Déposé le 21 octobre 2022 par : MM. Pellevat, Calvet, Tabarot, Mme Marie Mercier, M. Chasseing, Mme Lassarade, MM. Charon, Burgoa, Mme Demas, MM. Cambon, Guerriau, Sol, Mme Goy-Chavent, MM. Laménie, Longeot, Anglars, Mmes Joseph, Borchio Fontimp, Jacquemet.
Alinéa 2
Après le mot :
démissionné
insérer les mots :
et avoir rompu abusivement son contrat au sens des articles L. 1237-2 et L. 1243-3
Trop souvent, des entreprises sont lourdement impactées par des abandons de postes, puisqu’elles se retrouvent du jour au lendemain sans employé et n’ont pas pu prévoir son remplacement.
Considérer un salarié comme démissionnaire est assurément une avancée pour dissuader les salariés d’avoir recours à cette pratique, mais, toujours dans l’optique de dissuader les salariés d’abandonner leurs postes, il serait utile de prévoir qu’un abandon de poste est présumé constitutif d’une rupture abusive du contrat, qui ouvre donc droit à des dommages et intérêts pour l’employeur.
L’article L1237-2 du code du travail prévoit d’ores et déjà qu’une rupture abusive d’un contrat de travail à durée indéterminée à l’initiative du salarié peut ouvrir droit à des dommages et intérêts pour l’employeur. Pour ce faire, l’employeur doit d’abord passer par une procédure de conciliation auprès du juge, qui devra chercher à trouver un accord entre l’employeur et le salarié, ce qui permet d’éviter un engorgement des conseils prudhommaux. De même, une rupture d’un contrat à durée déterminée à l’initiative d’un salarié peut être considérée abusive et ouvrir droit à des dommages et intérêts pour l’employeur au titre de l’article L 1243-3 du code du travail lorsqu’elle ne rentre pas dans les motifs de rupture anticipée prévus à l’article L 1243-2.
Cependant, la jurisprudence de la Cour de cassation limite les cas dans lesquels la rupture peut être considérée comme abusive et exige cumulativement une intention de nuire de la part de l’employé ou un abus de droit ; une cessation brutale de l’activité de la part du salarié ; que la rupture engendre des dysfonctionnements dans l’entreprise et
que l’entreprise subisse un préjudice. Il revient à l'entreprise de prouver que ces conditions sont remplies. Or, un abandon de poste est par nature brutal, l’employé arrêtant du jour au lendemain de venir sur son lieu de travail, le plus souvent sans même prévenir son employeur. Que l’employeur ait à prouver cette cessation brutale de l’activité semble donc plutôt absurde. Pareillement, cette cessation brutale d’activité a forcément un impact sur l’entreprise, puisqu’elle n’est pas prévenue en amont de l’absence de son salarié et ne peut donc pas organiser son remplacement par un nouveau recrutement, ni avoir le temps de former correctement cette nouvelle recrue. De même, elle ne peut pas adapter ses plannings en amont pour remplacer son salarié par un employé qui est déjà dans l’entreprise puisqu’elle n’est pas prévenue de son absence.

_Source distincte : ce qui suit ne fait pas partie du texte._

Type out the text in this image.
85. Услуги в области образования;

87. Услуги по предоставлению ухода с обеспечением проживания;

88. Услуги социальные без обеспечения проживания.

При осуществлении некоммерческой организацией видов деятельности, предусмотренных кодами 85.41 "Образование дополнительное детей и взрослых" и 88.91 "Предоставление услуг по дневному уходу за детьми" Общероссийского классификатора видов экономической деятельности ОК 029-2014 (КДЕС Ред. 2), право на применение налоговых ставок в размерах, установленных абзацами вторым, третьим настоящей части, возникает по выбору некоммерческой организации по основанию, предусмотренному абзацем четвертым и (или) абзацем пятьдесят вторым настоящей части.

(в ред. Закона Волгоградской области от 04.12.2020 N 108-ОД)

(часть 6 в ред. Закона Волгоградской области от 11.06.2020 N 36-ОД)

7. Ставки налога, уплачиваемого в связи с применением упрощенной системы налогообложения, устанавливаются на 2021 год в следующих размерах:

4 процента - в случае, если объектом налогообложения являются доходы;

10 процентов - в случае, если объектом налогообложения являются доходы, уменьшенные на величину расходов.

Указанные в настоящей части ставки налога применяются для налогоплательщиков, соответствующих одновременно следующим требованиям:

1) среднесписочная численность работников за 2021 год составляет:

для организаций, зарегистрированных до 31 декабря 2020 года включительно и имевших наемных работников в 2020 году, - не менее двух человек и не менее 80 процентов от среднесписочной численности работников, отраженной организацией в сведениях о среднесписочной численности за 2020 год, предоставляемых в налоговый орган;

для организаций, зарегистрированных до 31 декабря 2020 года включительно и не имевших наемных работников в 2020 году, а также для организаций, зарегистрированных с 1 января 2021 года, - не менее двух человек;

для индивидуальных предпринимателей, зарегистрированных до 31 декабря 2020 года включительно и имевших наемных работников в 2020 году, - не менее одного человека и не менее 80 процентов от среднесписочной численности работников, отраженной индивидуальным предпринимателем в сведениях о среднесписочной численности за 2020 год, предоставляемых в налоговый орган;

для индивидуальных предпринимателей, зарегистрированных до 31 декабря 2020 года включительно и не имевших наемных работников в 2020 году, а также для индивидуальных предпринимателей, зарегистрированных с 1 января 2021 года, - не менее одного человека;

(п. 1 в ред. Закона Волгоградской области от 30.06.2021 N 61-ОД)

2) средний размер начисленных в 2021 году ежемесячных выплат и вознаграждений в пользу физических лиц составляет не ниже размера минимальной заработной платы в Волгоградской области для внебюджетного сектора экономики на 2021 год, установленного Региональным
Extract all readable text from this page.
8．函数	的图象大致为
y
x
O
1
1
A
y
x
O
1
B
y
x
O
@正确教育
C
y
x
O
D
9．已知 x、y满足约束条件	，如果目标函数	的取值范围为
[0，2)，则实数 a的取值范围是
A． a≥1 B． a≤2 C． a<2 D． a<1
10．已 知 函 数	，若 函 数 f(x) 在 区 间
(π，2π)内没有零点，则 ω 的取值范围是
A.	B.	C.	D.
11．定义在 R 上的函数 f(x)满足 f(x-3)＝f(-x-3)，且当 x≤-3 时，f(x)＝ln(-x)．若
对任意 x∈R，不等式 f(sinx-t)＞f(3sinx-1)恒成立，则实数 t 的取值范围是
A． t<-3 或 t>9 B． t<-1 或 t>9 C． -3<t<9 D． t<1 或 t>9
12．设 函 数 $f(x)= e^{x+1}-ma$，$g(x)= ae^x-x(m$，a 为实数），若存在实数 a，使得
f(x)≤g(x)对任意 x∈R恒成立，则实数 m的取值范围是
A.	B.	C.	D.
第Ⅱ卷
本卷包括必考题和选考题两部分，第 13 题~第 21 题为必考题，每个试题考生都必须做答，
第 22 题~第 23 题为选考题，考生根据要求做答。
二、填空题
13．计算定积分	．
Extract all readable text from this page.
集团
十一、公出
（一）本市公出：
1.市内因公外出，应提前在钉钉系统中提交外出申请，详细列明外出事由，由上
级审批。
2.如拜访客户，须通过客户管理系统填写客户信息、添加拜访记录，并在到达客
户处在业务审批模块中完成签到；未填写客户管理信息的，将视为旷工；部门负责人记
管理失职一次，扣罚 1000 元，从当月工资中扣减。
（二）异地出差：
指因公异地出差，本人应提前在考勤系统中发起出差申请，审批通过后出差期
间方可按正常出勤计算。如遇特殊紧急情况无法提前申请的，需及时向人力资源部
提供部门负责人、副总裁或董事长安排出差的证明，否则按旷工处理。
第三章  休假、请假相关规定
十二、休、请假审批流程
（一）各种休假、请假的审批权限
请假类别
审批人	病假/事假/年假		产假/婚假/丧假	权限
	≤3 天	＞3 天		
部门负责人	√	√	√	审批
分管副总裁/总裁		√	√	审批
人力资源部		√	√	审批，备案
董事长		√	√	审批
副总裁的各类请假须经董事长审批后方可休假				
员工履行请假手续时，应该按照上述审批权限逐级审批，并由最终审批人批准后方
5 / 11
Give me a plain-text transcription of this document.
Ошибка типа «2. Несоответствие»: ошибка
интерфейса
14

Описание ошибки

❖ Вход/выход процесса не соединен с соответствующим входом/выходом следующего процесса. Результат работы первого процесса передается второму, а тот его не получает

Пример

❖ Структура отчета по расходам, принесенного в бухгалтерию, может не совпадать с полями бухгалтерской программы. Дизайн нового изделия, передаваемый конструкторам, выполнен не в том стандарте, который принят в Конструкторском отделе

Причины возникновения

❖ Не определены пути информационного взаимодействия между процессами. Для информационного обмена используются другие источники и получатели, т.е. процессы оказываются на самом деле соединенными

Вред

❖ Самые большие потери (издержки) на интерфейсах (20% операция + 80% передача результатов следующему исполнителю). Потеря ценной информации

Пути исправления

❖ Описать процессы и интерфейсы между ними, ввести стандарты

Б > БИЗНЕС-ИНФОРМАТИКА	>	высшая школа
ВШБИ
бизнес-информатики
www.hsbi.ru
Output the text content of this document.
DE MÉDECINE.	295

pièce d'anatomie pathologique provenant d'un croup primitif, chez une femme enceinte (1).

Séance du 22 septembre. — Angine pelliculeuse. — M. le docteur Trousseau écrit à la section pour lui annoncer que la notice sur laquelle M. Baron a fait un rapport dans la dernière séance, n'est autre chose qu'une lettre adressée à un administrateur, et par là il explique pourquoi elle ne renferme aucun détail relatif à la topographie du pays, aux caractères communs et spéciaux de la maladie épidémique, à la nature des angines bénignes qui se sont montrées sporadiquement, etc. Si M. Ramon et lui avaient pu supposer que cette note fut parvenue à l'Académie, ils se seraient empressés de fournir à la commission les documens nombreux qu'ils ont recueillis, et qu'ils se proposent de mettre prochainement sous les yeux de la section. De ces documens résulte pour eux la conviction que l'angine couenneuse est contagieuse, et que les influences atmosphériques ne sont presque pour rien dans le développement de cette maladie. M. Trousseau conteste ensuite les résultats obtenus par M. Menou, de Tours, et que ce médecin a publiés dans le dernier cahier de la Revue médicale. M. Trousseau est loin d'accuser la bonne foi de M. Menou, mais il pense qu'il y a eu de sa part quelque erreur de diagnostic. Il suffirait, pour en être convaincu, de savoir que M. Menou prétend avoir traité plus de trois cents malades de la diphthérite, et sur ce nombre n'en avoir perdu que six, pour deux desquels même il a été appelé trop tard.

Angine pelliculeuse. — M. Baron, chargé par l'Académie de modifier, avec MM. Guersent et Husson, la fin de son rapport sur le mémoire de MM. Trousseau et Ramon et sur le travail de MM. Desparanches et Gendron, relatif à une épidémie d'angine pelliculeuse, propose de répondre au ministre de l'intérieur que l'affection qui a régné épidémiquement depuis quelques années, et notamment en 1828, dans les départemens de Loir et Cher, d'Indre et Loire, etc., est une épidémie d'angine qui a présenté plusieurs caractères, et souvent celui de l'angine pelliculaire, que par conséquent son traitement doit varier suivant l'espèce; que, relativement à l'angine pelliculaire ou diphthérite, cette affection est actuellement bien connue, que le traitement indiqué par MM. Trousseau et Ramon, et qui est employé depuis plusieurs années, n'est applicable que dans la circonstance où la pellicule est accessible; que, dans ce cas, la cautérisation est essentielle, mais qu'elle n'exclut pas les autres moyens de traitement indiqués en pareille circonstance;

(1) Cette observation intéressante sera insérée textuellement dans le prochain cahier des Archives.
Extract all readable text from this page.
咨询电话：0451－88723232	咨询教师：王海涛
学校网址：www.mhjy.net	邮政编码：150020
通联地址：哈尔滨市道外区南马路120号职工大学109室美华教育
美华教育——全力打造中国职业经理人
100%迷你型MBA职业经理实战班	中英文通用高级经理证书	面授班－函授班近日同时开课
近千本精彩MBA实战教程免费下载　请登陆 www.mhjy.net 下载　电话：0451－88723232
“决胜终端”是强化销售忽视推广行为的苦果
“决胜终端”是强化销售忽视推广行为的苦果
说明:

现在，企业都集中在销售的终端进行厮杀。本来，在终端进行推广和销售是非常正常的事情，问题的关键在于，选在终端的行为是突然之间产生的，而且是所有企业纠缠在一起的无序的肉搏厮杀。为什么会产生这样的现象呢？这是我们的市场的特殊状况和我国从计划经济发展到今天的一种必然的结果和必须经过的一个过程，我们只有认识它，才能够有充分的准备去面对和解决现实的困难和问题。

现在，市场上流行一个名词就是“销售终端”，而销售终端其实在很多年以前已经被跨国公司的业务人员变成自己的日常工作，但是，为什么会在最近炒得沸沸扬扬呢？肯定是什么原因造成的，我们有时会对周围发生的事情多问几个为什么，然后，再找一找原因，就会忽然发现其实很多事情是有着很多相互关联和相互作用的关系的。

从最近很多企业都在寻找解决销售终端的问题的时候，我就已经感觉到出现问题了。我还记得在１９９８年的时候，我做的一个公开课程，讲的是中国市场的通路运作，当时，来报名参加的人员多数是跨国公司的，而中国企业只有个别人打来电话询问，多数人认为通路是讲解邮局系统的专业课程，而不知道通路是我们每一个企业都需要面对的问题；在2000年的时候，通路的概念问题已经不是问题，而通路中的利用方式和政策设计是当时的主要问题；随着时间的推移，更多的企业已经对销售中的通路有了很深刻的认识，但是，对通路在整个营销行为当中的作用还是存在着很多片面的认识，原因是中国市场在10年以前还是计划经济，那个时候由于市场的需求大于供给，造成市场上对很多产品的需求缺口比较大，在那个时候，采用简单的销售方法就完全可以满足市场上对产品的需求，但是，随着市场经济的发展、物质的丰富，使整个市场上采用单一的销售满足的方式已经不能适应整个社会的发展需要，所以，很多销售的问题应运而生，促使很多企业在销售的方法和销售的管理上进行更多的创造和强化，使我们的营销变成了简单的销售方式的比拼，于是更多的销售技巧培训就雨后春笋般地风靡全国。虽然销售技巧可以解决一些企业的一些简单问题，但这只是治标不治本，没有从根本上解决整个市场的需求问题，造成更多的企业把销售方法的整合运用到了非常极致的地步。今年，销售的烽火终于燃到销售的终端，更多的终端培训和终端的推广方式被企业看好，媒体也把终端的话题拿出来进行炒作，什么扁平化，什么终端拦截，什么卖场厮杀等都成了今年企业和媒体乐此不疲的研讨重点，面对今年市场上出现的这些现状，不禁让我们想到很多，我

L’idée de l’amendement est donc de renverser la charge de la preuve, qui incombe désormais au salarié, et qui devra prouver que son départ n’était pas abusif et/ou n’a pas impacté l’entreprise. Cela dans le but de faciliter la démarche dans l’employeur, ces derniers ayant souvent peur de s’engager dans une démarche juridique longue et coûteuse lorsqu’il existe un risque de perdre, qui est en l’espèce important du fait des critères très restrictifs appliqués en jurisprudence.
Il s’agit également d’une question de principe et de dissuasion. Abandonner son poste n’est pas une manière de faire acceptable, l’employé pouvant démissionner et même demander une dispense de préavis, ou encore demander une rupture conventionnelle. Il faut donc mieux sanctionner ce type de comportement. En outre, savoir que leur employeur pourra plus facilement obtenir des dommages et intérêts dissuaderait davantage les salariés d’avoir recours à cette pratique délétère.
Il restera toutefois nécessaire que l'employeur saisisse le conseil des prudhommes, et les dommages et intérêts ne sont pas automatiquement attribués à l’employeur en cas d’abandon de poste. Si celui-ci ne souhaite pas en demander, le salarié ne sera pas tenu de les verser, et ce dernier peut toujours apporter des preuves que son abandon n’a pas nuit à l’entreprise lors de la procédure.